The value of D(I) is calculated as D(I)=(R(I)-R(I-1))-(S(I)-S(I-1)). Thus, D(I) measures how much the spacing between arriving packets differs from the spacing between transmitted packets. In the absence of jitter, the spacings will be the same and D(I) will have a value of 0. The interarrival jitter J(I) is calculated continuously as each data packet I is received, according to the formula in Figure 6. J(I) is calculated as an exponential average of observed values of D(I). Only a small weight is given to the most recent observation, so that temporary fluctuations do not invalidate the estimate. The estimated value of jitter is reported to other participants in the connection. The jitter measure may provide a warning of increasing congestion before it leads to packet loss.
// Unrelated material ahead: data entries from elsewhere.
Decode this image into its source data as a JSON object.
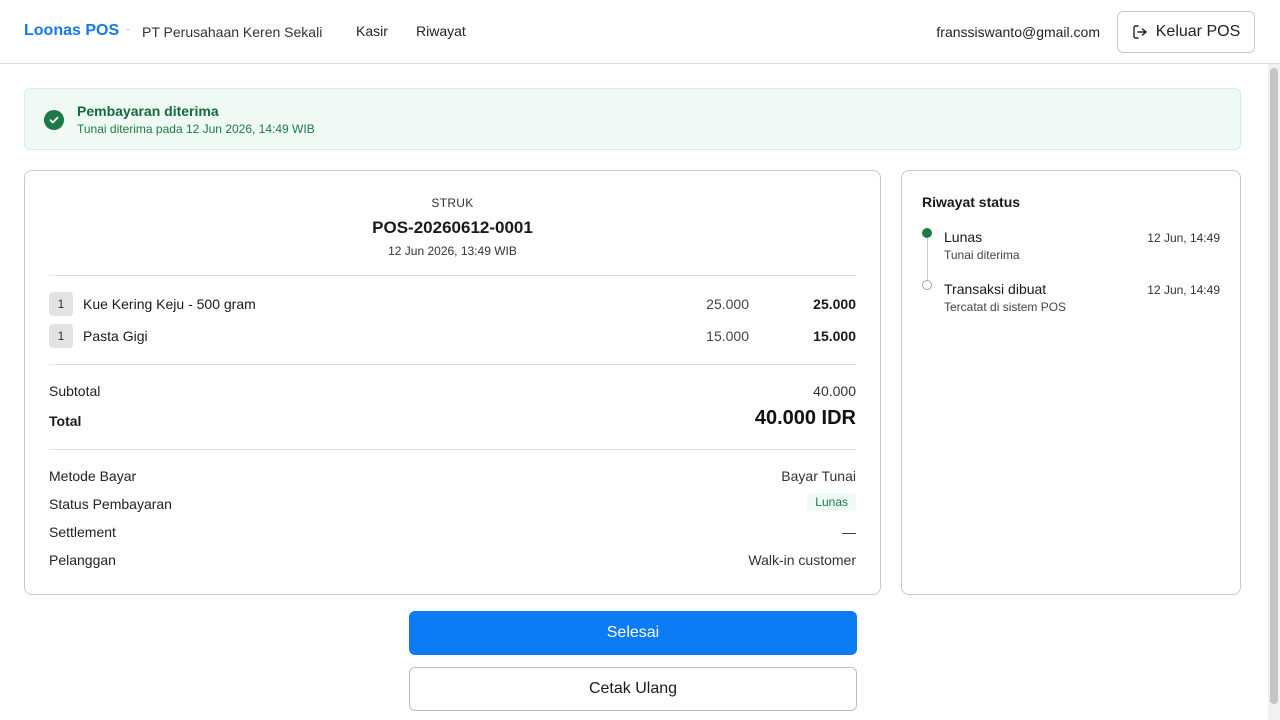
{
  "header": {
    "brand": "Loonas POS",
    "separator": "·",
    "company": "PT Perusahaan Keren Sekali",
    "nav": [
      {
        "label": "Kasir"
      },
      {
        "label": "Riwayat"
      }
    ],
    "user_email": "franssiswanto@gmail.com",
    "logout_label": "Keluar POS",
    "logout_icon": "logout-icon"
  },
  "banner": {
    "icon": "check-circle-icon",
    "title": "Pembayaran diterima",
    "subtitle": "Tunai diterima pada 12 Jun 2026, 14:49 WIB",
    "color": "#1b7a45"
  },
  "receipt": {
    "label": "STRUK",
    "number": "POS-20260612-0001",
    "date": "12 Jun 2026, 13:49 WIB",
    "items": [
      {
        "qty": "1",
        "name": "Kue Kering Keju - 500 gram",
        "price": "25.000",
        "total": "25.000"
      },
      {
        "qty": "1",
        "name": "Pasta Gigi",
        "price": "15.000",
        "total": "15.000"
      }
    ],
    "subtotal_label": "Subtotal",
    "subtotal_value": "40.000",
    "total_label": "Total",
    "total_value": "40.000 IDR",
    "details": {
      "method_label": "Metode Bayar",
      "method_value": "Bayar Tunai",
      "status_label": "Status Pembayaran",
      "status_value": "Lunas",
      "settlement_label": "Settlement",
      "settlement_value": "—",
      "customer_label": "Pelanggan",
      "customer_value": "Walk-in customer"
    }
  },
  "timeline": {
    "title": "Riwayat status",
    "events": [
      {
        "name": "Lunas",
        "desc": "Tunai diterima",
        "time": "12 Jun, 14:49"
      },
      {
        "name": "Transaksi dibuat",
        "desc": "Tercatat di sistem POS",
        "time": "12 Jun, 14:49"
      }
    ]
  },
  "actions": {
    "done_label": "Selesai",
    "reprint_label": "Cetak Ulang"
  },
  "colors": {
    "accent": "#0c7bf4",
    "brand": "#1677e8",
    "success": "#1b7a45",
    "success_bg": "#eefaf3"
  }
}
### Internet Congestion Control

When routers in a network become congested to the point of buffer saturation, it becomes necessary to discard incoming or buffered packets. It may be desirable for routers to begin to discard packets before total saturation occurs. In this way, TCP connections receive early warning of increased congestion as the result of a few lost packets. The TCP connections can then back off the volume that they generate to avoid more catastrophic congestion. The most important example of a proactive packet discard scheme is Random Early Detection (RED), introduced by Sally Floyd. RED has been implemented by a number of router vendors.

In essence, RED monitors the queue length for an output port on the router. Associated with each output buffer are two thresholds THmax and THmin. When the queue length is less than THmin, no discard occurs; when it is greater than THmax, any arriving packet is discarded. Between these two thresholds, an incoming packet has an increasing probability of being discarded as the queue length grows from the lower to the higher threshold. The use of two thresholds and a sliding probability scale affords the opportunity to fine-tune the algorithm, and experience has shown that it can be effective in anticipating congestion without wasteful discard.

However, rather than use the actual queue length for the calculation, RED uses a smoothed average queue length SQ(K)=(1-W)&times;SQ(K-1)+W&times;Q(K), where Q is the actual queue length, SQ is the smoothed average, and W is a weighting factor.

You might wonder why an average queue size is used when it would be simpler to use the actual queue size. The purpose of using an average queue size is to filter out transient congestion at the router. The weight W determines how rapidly SQ changes in response to changes in actual queue size. Floyd recommends a quite small value of 0.002. As a result, SQ lags considerably behind changes in actual queue size. The use of this small weight prevents the algorithm from reacting to short bursts of congestion.

### Summary

Exponential averaging is used in a surprisingly wide variety of protocols and congestion-control algorithms. By varying the weighting factor used in the average, more or less weight can be given to recent observations compared to more distant ones. Anyone needing a simple technique for making estimates based on past observations should be aware of this versatile tool.

### References

The algorithm used by TCP to adjust its retransmission timeout was described by Van Jacobson in "Congestion Avoidance and Control." Proceedings, SIGCOMM '88, Computer Communication Review, August 1988. The article was reprinted in Computer Communication Review, January 1995. A revised version is available at ftp.ee.lbl.gov/papers/congavoid.ps.Z.

The RED technique was described by Sally Floyd and Van Jacobson in "Random Early Detection Gateways for Congestion Avoidance," IEEE/ACM Transactions on Networking, August 1993.